A review of several regulatory cases related to CAs in the United States highlights that although they sound great in practice, the challenge is in the details of the implementation. One example related to the Federal Energy Regulatory Commission’s denial of complaints against the New England Independent System Operator (ISO-NE) that lock-in rules for new generation capacity were unjust and discriminatory. In the event that that offers in the CA clear, the resources that submitted these offers would have to specify whether the relevant clearing price should continue to apply for an additional 6 commitment periods. This provision was intended to enable resources to lock in their clearing price and avoid future price risks. By electing this, however, they would not be able to offer a higher price nor be able to submit de-list and export bids during that commitment period, hence forming the basis for complaint. Another case for ISO-NE concerned the identification of criteria for non-compliance in capacity obligations. If the resource was unable to procure fuel for reasons attributed to stock delivery and not due to economics, then that would be a valid reason to not participate in a CA. Technical issues like this would have to be proven on an individual basis. The final example discussed the ISO-NE’s efforts to create a compensation scheme for reliability resources whose delist bids were rejected due to reliability reasons. These cases highlight the importance of a robust stakeholder engagement process to anticipate issues and design measures to address them.
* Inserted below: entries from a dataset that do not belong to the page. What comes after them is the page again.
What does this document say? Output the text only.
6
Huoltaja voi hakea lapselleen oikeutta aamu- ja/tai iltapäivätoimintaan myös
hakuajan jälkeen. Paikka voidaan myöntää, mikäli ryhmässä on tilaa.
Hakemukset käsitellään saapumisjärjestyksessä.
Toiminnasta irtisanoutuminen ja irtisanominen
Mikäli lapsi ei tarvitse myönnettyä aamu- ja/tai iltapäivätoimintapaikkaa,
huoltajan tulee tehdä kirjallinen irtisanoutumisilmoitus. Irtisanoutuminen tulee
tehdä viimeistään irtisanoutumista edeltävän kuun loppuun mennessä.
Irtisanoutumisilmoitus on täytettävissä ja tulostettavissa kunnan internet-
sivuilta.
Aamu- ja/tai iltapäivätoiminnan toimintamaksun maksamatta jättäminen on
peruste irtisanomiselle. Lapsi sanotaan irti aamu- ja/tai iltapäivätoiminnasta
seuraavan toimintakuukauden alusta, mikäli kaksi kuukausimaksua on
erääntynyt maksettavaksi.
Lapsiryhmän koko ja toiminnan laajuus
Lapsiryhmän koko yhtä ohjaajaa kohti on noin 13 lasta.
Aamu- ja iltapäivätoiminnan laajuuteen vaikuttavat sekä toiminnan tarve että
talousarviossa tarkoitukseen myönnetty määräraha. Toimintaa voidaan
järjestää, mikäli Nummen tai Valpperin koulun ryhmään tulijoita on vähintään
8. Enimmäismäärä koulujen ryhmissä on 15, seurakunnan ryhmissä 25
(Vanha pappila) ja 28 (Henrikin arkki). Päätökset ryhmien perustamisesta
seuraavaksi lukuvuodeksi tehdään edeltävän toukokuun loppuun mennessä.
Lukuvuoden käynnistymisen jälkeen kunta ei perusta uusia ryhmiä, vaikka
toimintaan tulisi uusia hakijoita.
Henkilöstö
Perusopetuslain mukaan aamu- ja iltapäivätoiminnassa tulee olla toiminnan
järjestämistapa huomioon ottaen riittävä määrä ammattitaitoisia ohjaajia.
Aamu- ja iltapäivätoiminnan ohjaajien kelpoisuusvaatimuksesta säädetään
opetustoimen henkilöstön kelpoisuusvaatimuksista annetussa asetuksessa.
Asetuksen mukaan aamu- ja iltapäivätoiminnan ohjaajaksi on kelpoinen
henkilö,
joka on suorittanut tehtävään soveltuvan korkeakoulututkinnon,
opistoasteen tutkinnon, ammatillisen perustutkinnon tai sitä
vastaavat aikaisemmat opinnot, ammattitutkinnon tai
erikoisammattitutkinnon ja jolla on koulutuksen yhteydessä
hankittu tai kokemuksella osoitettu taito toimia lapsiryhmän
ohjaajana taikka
Some think that due to anticipated difficulties in the details of implementation, Ontario may have challenges in hosting a CA that provides the benefits described earlier and could burden ratepayers with greater system costs. Despite a CA’s aim to target the incremental needs of the system, this does not preclude Ontario from issues inherent to the centralized clearing auction process with respect to acquiring new build. A functional CA depends on Ontario’s need for more capacity over the long term – this is the only way that building new capacity is justified under the reduced time frame of 3 to 5 years. This assumption may be challenged by Ontario’s current stance on conservation measures and renewable energy integration targets, which could send a market signal to crater raw capacity prices and diminish investor confidence. Another issue is potential market gaming: without sufficient planning, the intricacies of the CA design can facilitate the exercise of market power by various resources, which may be particularly problematic in Ontario due to the lack of locational energy pricing and geographic issues related to the North West.
In conclusion, a CA is an alternative method of procurement that the IESO is designing in response to Ontario’s supply outlook. The benefits are promising, but require extensive stakeholder engagement to consolidate an implementation plan that will overcome the technical and regulatory challenges to its effective design.